What's new in Apache Spark 3.0 - demote broadcast hash join

Versions: Apache Spark 3.0.0

It's the last part of the series about the Adaptive Query Execution in Apache Spark SQL. So far you learned about the physical plan optimizations. But they're not alone and you will see that in this blog post.

As of this writing (Spark 3.0.0), there is only one extra logical plan optimization in the AQE called demote broadcast hash join. This rule checks whether the join sides have a lot of empty partitions. If it's the case, the rule adds a no broadcast hash join hint to prevent the broadcast strategy to be applied.
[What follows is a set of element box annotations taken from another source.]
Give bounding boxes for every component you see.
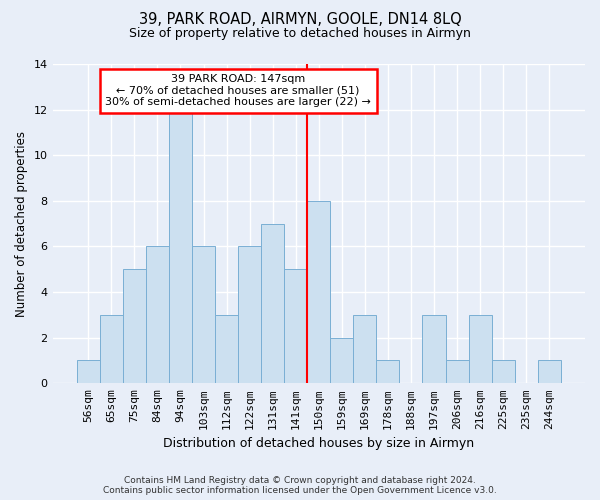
Text: Size of property relative to detached houses in Airmyn: Size of property relative to detached ho… — [129, 28, 471, 40]
Bar — [330, 338, 353, 384]
Text: Contains HM Land Registry data © Crown copyright and database right 2024.
Contai: Contains HM Land Registry data © Crown c… — [103, 476, 497, 495]
Bar — [538, 360, 561, 384]
Bar — [446, 360, 469, 384]
Bar — [422, 315, 446, 384]
Bar — [192, 246, 215, 384]
Bar — [261, 224, 284, 384]
Bar — [77, 360, 100, 384]
Bar — [491, 360, 515, 384]
Y-axis label: Number of detached properties: Number of detached properties — [15, 130, 28, 316]
Bar — [284, 270, 307, 384]
Bar — [469, 315, 491, 384]
Bar — [146, 246, 169, 384]
Bar — [307, 201, 330, 384]
Bar — [353, 315, 376, 384]
Bar — [100, 315, 123, 384]
X-axis label: Distribution of detached houses by size in Airmyn: Distribution of detached houses by size … — [163, 437, 475, 450]
Bar — [169, 110, 192, 384]
Bar — [376, 360, 400, 384]
Text: 39 PARK ROAD: 147sqm
← 70% of detached houses are smaller (51)
30% of semi-detac: 39 PARK ROAD: 147sqm ← 70% of detached h… — [105, 74, 371, 108]
Bar — [123, 270, 146, 384]
Bar — [215, 315, 238, 384]
Bar — [238, 246, 261, 384]
Text: 39, PARK ROAD, AIRMYN, GOOLE, DN14 8LQ: 39, PARK ROAD, AIRMYN, GOOLE, DN14 8LQ — [139, 12, 461, 28]
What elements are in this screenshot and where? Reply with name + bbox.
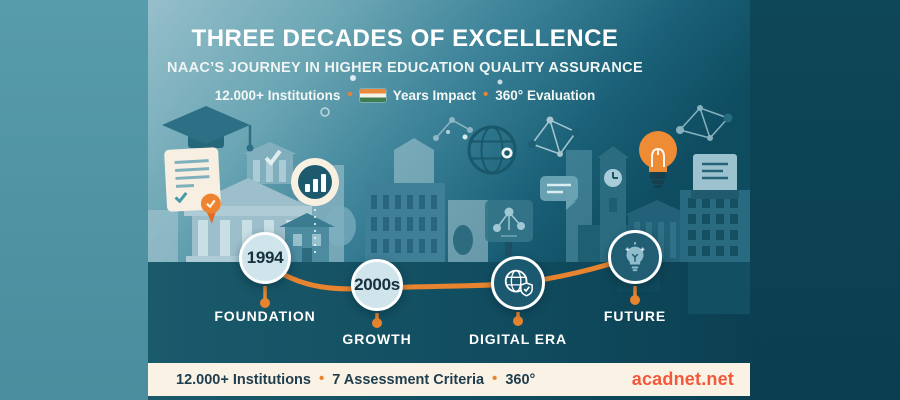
globe-icon — [462, 125, 517, 175]
milestone-node-digital-era — [491, 256, 545, 310]
lightbulb-illustration-icon — [639, 131, 677, 188]
milestone-node-future — [608, 230, 662, 284]
milestone-node-1994: 1994 — [239, 232, 291, 284]
tree — [324, 206, 356, 246]
dot-accent — [350, 75, 356, 81]
molecule-board-icon — [485, 200, 533, 256]
bullet-separator: • — [492, 370, 498, 387]
stat-evaluation: 360° Evaluation — [495, 88, 596, 103]
header: THREE DECADES OF EXCELLENCE NAAC’S JOURN… — [148, 0, 750, 105]
stat-institutions: 12.000+ Institutions — [214, 88, 341, 103]
infographic-panel: THREE DECADES OF EXCELLENCE NAAC’S JOURN… — [148, 0, 750, 400]
header-stats-line: 12.000+ Institutions • Years Impact • 36… — [214, 86, 596, 103]
dot-accent — [446, 130, 450, 134]
network-constellation — [676, 105, 733, 141]
bullet-separator: • — [318, 370, 325, 387]
website-link[interactable]: acadnet.net — [631, 369, 734, 389]
milestone-year: 1994 — [246, 248, 284, 267]
footer-stat-evaluation: 360° — [505, 371, 536, 388]
dot-accent — [320, 107, 330, 117]
page-subtitle: NAAC’S JOURNEY IN HIGHER EDUCATION QUALI… — [167, 60, 643, 76]
tree — [151, 233, 169, 259]
tree — [453, 225, 473, 255]
mid-building — [365, 183, 445, 263]
milestone-node-2000s: 2000s — [351, 259, 403, 311]
page-title: THREE DECADES OF EXCELLENCE — [191, 25, 619, 52]
milestone-year: 2000s — [354, 275, 400, 294]
india-flag-icon — [359, 89, 386, 102]
speech-bubble-icon — [540, 176, 578, 210]
small-classical-building — [243, 142, 297, 184]
network-constellation — [528, 116, 581, 157]
footer-stats-bar: 12.000+ Institutions • 7 Assessment Crit… — [148, 363, 750, 396]
bar-chart-badge-icon — [291, 158, 339, 254]
bullet-separator: • — [483, 86, 489, 103]
milestone-label-growth: GROWTH — [342, 331, 412, 347]
certificate-icon — [164, 147, 221, 224]
footer-stat-institutions: 12.000+ Institutions — [176, 371, 311, 388]
right-background-band — [750, 0, 900, 400]
left-background-band — [0, 0, 148, 400]
ground-silhouette — [688, 262, 750, 314]
dot-accent — [497, 79, 503, 85]
right-window-building — [680, 190, 750, 264]
network-constellation — [433, 117, 473, 141]
milestone-label-future: FUTURE — [603, 308, 667, 324]
lightbulb-icon — [625, 242, 645, 272]
check-icon — [264, 149, 282, 167]
stat-years-impact: Years Impact — [392, 88, 477, 103]
milestone-label-foundation: FOUNDATION — [214, 308, 316, 324]
bullet-separator: • — [347, 86, 353, 103]
milestone-label-digital-era: DIGITAL ERA — [468, 331, 568, 347]
globe-shield-icon — [504, 269, 533, 297]
book-icon — [691, 154, 739, 199]
graduation-cap-icon — [162, 106, 254, 152]
footer-stats: 12.000+ Institutions • 7 Assessment Crit… — [176, 370, 536, 388]
footer-stat-criteria: 7 Assessment Criteria — [332, 371, 485, 388]
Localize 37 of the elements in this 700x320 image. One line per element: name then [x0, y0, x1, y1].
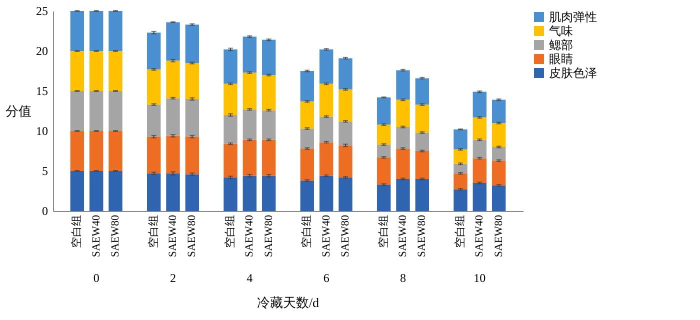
- x-tick-label: 空白组: [224, 215, 236, 248]
- y-tick-label: 5: [42, 164, 48, 178]
- x-tick-label: SAEW40: [244, 214, 256, 258]
- x-tick-label: SAEW80: [110, 214, 122, 258]
- x-tick-label: SAEW80: [262, 214, 275, 258]
- text: 10: [474, 271, 486, 285]
- x-tick-label: SAEW80: [492, 214, 505, 258]
- text: 8: [400, 271, 406, 285]
- text: 6: [323, 271, 330, 285]
- y-tick-label: 10: [36, 124, 48, 138]
- text: 4: [246, 271, 253, 285]
- text: 0: [93, 271, 100, 285]
- x-tick-label: SAEW40: [397, 214, 409, 258]
- x-tick-label: 空白组: [454, 215, 466, 248]
- x-tick-label: SAEW80: [416, 214, 428, 258]
- x-tick-label: SAEW40: [167, 214, 179, 258]
- legend-label: 皮肤色泽: [549, 66, 597, 80]
- legend-label: 眼睛: [549, 52, 573, 66]
- y-tick-label: 20: [36, 44, 48, 58]
- y-tick-label: 0: [42, 204, 48, 218]
- legend-label: 气味: [549, 24, 573, 38]
- x-tick-label: 空白组: [146, 215, 160, 248]
- x-tick-label: 空白组: [376, 215, 390, 248]
- x-axis-title: 冷藏天数/d: [256, 295, 320, 310]
- x-tick-label: SAEW80: [186, 214, 198, 258]
- legend-label: 肌肉弹性: [549, 10, 597, 24]
- y-tick-label: 15: [36, 84, 48, 98]
- y-axis-title: 分值: [6, 104, 32, 118]
- x-tick-label: SAEW40: [474, 214, 486, 258]
- x-tick-label: SAEW40: [320, 214, 332, 258]
- x-tick-label: 空白组: [70, 215, 84, 248]
- text: 2: [170, 271, 176, 285]
- y-tick-label: 25: [36, 4, 48, 18]
- x-tick-label: SAEW80: [340, 214, 352, 258]
- legend-label: 鳃部: [549, 38, 573, 52]
- x-tick-label: SAEW40: [90, 214, 102, 258]
- x-tick-label: 空白组: [300, 215, 314, 248]
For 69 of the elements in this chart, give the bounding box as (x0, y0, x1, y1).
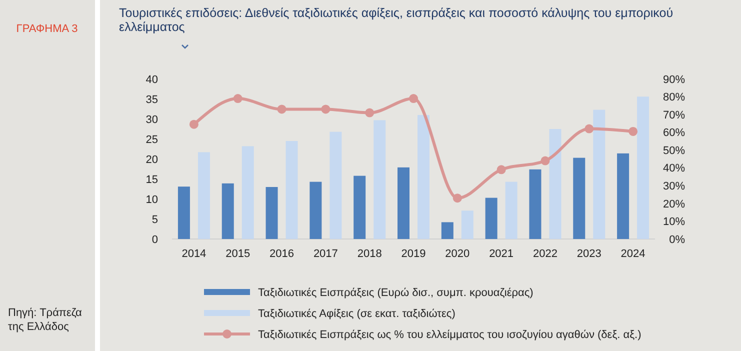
point (365, 108, 374, 118)
bar (198, 152, 210, 239)
bar (374, 120, 386, 239)
x-tick-label: 2017 (313, 248, 338, 260)
bar (549, 129, 562, 239)
y2-tick-label: 80% (662, 92, 686, 104)
bar (485, 198, 498, 239)
x-tick-label: 2022 (532, 248, 558, 260)
bar (398, 167, 410, 239)
bar (222, 183, 234, 239)
y2-tick-label: 30% (662, 180, 686, 193)
y-tick-label: 10 (146, 194, 158, 206)
x-tick-label: 2023 (576, 248, 602, 260)
text: Πηγή: Τράπεζα της Ελλάδος (8, 307, 83, 333)
y2-tick-label: 0% (669, 234, 686, 246)
y-tick-label: 40 (146, 74, 158, 86)
bar (573, 158, 586, 239)
x-tick-label: 2016 (270, 248, 294, 260)
bar (505, 182, 518, 239)
y-tick-label: 15 (146, 174, 158, 186)
legend-label: Ταξιδιωτικές Αφίξεις (σε εκατ. ταξιδιώτες) (258, 308, 456, 320)
text: ΓΡΑΦΗΜΑ 3 (16, 23, 78, 35)
x-tick-label: 2024 (620, 248, 646, 260)
y2-tick-label: 90% (662, 74, 686, 86)
y-tick-label: 5 (152, 214, 158, 226)
y-tick-label: 35 (146, 94, 158, 106)
bar (286, 141, 298, 239)
legend-label: Ταξιδιωτικές Εισπράξεις ως % του ελλείμματος του ισοζυγίου αγαθών (δεξ. αξ.) (258, 328, 642, 341)
point (628, 126, 638, 136)
y2-tick-label: 40% (662, 162, 686, 175)
point (496, 165, 506, 174)
bar (418, 115, 430, 239)
x-tick-label: 2019 (401, 248, 426, 260)
point (584, 124, 594, 134)
x-tick-label: 2021 (489, 248, 514, 260)
bar (637, 96, 650, 239)
bar (617, 153, 630, 239)
bar (242, 146, 254, 239)
y2-tick-label: 70% (662, 109, 686, 122)
bar (461, 210, 474, 239)
bar (593, 110, 606, 239)
bar (441, 222, 454, 239)
y2-tick-label: 10% (662, 216, 686, 228)
bar (330, 132, 342, 239)
y-tick-label: 25 (146, 134, 158, 146)
bar (310, 182, 322, 239)
legend-label: Ταξιδιωτικές Εισπράξεις (Ευρώ δισ., συμπ. κρουαζιέρας) (258, 286, 534, 299)
point (540, 156, 550, 166)
point (189, 120, 198, 129)
bar (266, 187, 278, 239)
y2-tick-label: 60% (662, 127, 686, 140)
chart-title: Τουριστικές επιδόσεις: Διεθνείς ταξιδιωτικές αφίξεις, εισπράξεις και ποσοστό κάλυψης του εμπορικού ελλείμματος (119, 6, 674, 34)
y2-tick-label: 50% (662, 144, 686, 157)
point (321, 104, 330, 114)
bar (178, 186, 190, 239)
bar (354, 176, 366, 239)
y-tick-label: 20 (146, 154, 158, 166)
y2-tick-label: 20% (662, 198, 686, 210)
point (409, 94, 418, 104)
y-tick-label: 30 (146, 114, 158, 126)
y-tick-label: 0 (152, 234, 158, 246)
point (277, 104, 286, 114)
x-tick-label: 2020 (445, 248, 470, 260)
point (233, 94, 242, 104)
bar (529, 169, 542, 239)
point (452, 194, 462, 203)
x-tick-label: 2014 (182, 248, 206, 260)
x-tick-label: 2015 (226, 248, 250, 260)
x-tick-label: 2018 (357, 248, 382, 260)
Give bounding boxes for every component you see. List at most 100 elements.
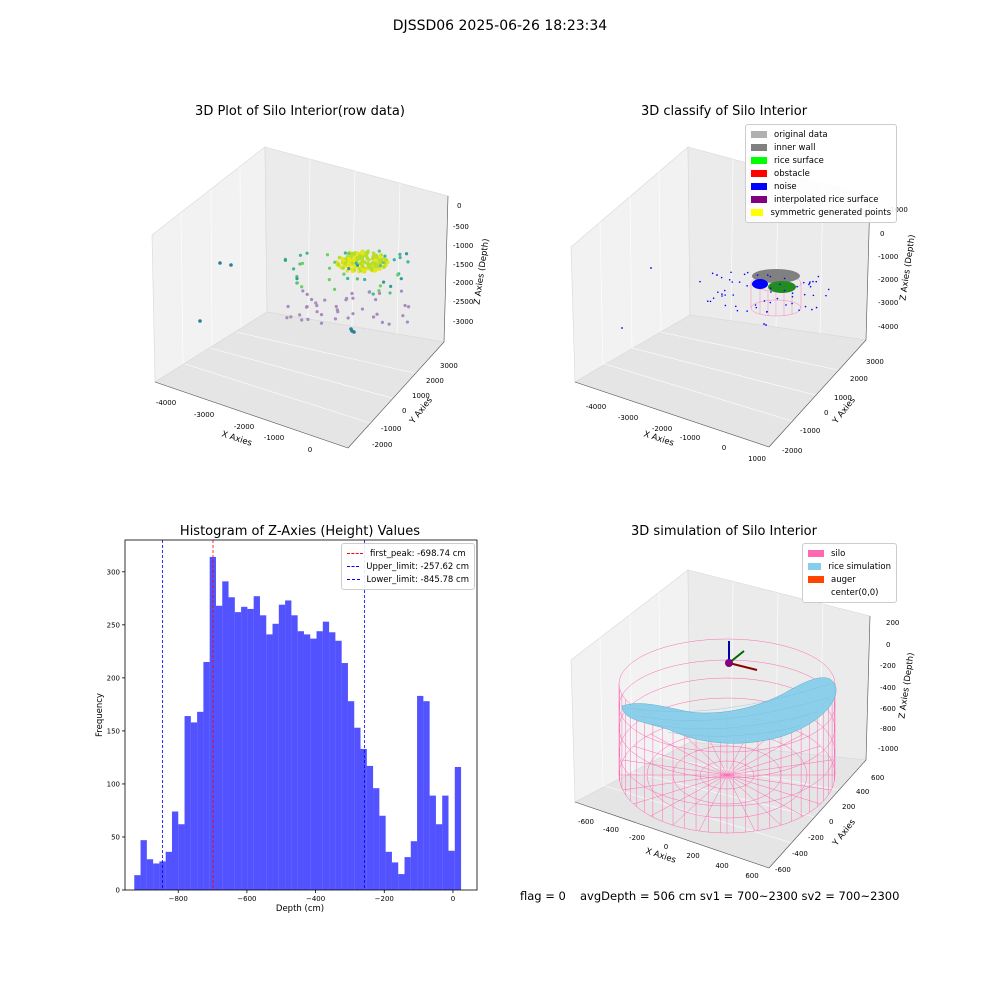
raw-data-point — [350, 261, 354, 265]
legend-label: center(0,0) — [831, 587, 879, 598]
classify-noise-point — [754, 280, 757, 282]
histogram-bar — [417, 695, 424, 890]
raw-ztick-5: -2000 — [453, 279, 473, 287]
raw-data-point — [333, 317, 338, 321]
raw-data-point — [378, 255, 382, 259]
histogram-xlabel: Depth (cm) — [276, 904, 324, 914]
sim-ztick-6: -800 — [880, 725, 896, 733]
classify-noise-cluster — [752, 279, 768, 289]
raw-data-point — [351, 296, 355, 300]
raw-data-point — [363, 268, 367, 272]
classify-noise-point — [746, 285, 748, 287]
raw-data-point — [286, 304, 290, 309]
y-tick-label: 100 — [107, 780, 120, 788]
raw-data-point — [377, 291, 382, 295]
sim-xtick-4: 0 — [664, 843, 668, 851]
classify-noise-point — [808, 282, 811, 285]
classify-noise-point — [756, 274, 759, 276]
classify-noise-point — [809, 281, 811, 283]
raw-data-point — [305, 292, 309, 296]
histogram-bar — [373, 788, 380, 890]
raw-data-point — [301, 289, 305, 293]
raw-data-point — [352, 330, 356, 334]
raw-data-point — [364, 254, 369, 258]
raw-data-point — [349, 327, 353, 331]
raw-data-point — [396, 273, 400, 277]
sim-ytick-6: 400 — [856, 788, 869, 796]
raw-ytick-1: -2000 — [372, 441, 392, 449]
classify-noise-point — [803, 293, 806, 296]
classify-noise-point — [716, 274, 718, 276]
classify-noise-point — [783, 289, 786, 292]
silo-floor-spoke — [726, 774, 756, 832]
classify-ytick-2: -1000 — [800, 427, 820, 435]
raw-data-point — [371, 251, 376, 255]
x-tick-label: −400 — [306, 895, 325, 903]
legend-swatch — [751, 170, 767, 177]
classify-noise-point — [736, 309, 739, 312]
legend-swatch — [808, 589, 824, 596]
raw-data-point — [319, 313, 324, 317]
classify-ytick-6: 3000 — [866, 358, 884, 366]
histogram-bar — [215, 605, 223, 890]
raw-data-point — [347, 251, 351, 256]
auger — [725, 641, 758, 671]
legend-swatch — [751, 196, 767, 203]
figure-title: DJSSD06 2025-06-26 18:23:34 — [392, 18, 608, 34]
classify-noise-point — [721, 293, 723, 295]
classify-noise-point — [763, 300, 766, 302]
raw-data-point — [291, 267, 296, 271]
raw-data-point — [345, 296, 349, 301]
raw-3d-axes: -4000 -3000 -2000 -1000 0 -2000 -1000 0 … — [151, 146, 492, 454]
classify-noise-point — [808, 283, 810, 286]
legend-swatch — [808, 550, 824, 557]
classify-noise-point — [717, 291, 719, 293]
classify-noise-point — [812, 294, 815, 297]
sim-xtick-7: 600 — [745, 872, 758, 880]
raw-data-point — [315, 303, 319, 308]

What does it mean, a lot of empty partitions? First, Apache Spark uses available statistics to find all not empty partitions. Later, it checks their ratio to the total number of partitions and if the result is lower than spark.sql.adaptive.nonEmptyPartitionRatioForBroadcastJoin configuration entry, the sort-merge join will be preferred over the broadcast strategy:

      val mapStats = stage.mapStats.get
      val partitionCnt = mapStats.bytesByPartitionId.length
      val nonZeroCnt = mapStats.bytesByPartitionId.count(_ > 0)
      partitionCnt > 0 && nonZeroCnt > 0 &&
        (nonZeroCnt * 1.0 / partitionCnt) < conf.nonEmptyPartitionRatioForBroadcastJoin

According to the PR introducing this change, sort-merge join should perform much better than the broadcast join in this scenario. The hint is put on one or both sides of the join, so that the broadcast join can still happen if one side is eligible:

      var newHint = hint
      if (!hint.leftHint.exists(_.strategy.isDefined) && shouldDemote(left)) {
        newHint = newHint.copy(leftHint =
          Some(hint.leftHint.getOrElse(HintInfo()).copy(strategy = Some(NO_BROADCAST_HASH))))
      }
      if (!hint.rightHint.exists(_.strategy.isDefined) && shouldDemote(right)) {
        newHint = newHint.copy(rightHint =
          Some(hint.rightHint.getOrElse(HintInfo()).copy(strategy = Some(NO_BROADCAST_HASH))))
      }

How are these hints interpreted by Apache Spark later? During the physical planning, it checks whether the hint is set and if it happens, it will disqualify the "hinted" side of the join as the candidate for the broadcasting:

        def createJoinWithoutHint() = {
          createBroadcastHashJoin(
            canBroadcast(left) && !hint.leftHint.exists(_.strategy.contains(NO_BROADCAST_HASH)),
            canBroadcast(right) && !hint.rightHint.exists(_.strategy.contains(NO_BROADCAST_HASH)))
            .orElse { // ...

        def createBroadcastHashJoin(buildLeft: Boolean, buildRight: Boolean) = {
          val wantToBuildLeft = canBuildLeft(joinType) && buildLeft
          val wantToBuildRight = canBuildRight(joinType) && buildRight
          getBuildSide(wantToBuildLeft, wantToBuildRight, left, right).map { buildSide => 
// ... build the broadcast join

    private def getBuildSide(wantToBuildLeft: Boolean,wantToBuildRight: Boolean,
        left: LogicalPlan, right: LogicalPlan): Option[BuildSide] = {
      if (wantToBuildLeft && wantToBuildRight) {
        // returns the smaller side base on its estimated physical size, if we want to build the
        // both sides.
        Some(getSmallerSide(left, right))
      } else if (wantToBuildLeft) {
        Some(BuildLeft)
      } else if (wantToBuildRight) {
        Some(BuildRight)
      } else {
        None
      }
    }

Let's see now what happens when the sort-merge join is preferred over the broadcast join. To demonstrate that, let's join 2 datasets, one quite big (100 rows) and another much smaller (6 rows), with an aggressive filter strategy on the bigger one. In consequence, there will be only 1 row left. The join falls within the broadcast limit, so the broadcast hash-join could be applied. But because of that aggressive filtering strategy, and so despite the initial broadcast hash-join optimization, DemoteBroadcastHashJoin will convert the plan back to the sort-merge join. Below you can find the demo video:

And that's the last part of the Adaptive Query Execution in Apache Spark 3 series. You could see different optimizations but most of them are there to address the issues related to the shuffle, and so in both directions (input & output). You saw a rule to improve skewed joins but also the one to keep shuffle in case of a lot of empty partitions. All this to improve the queries execution time 💪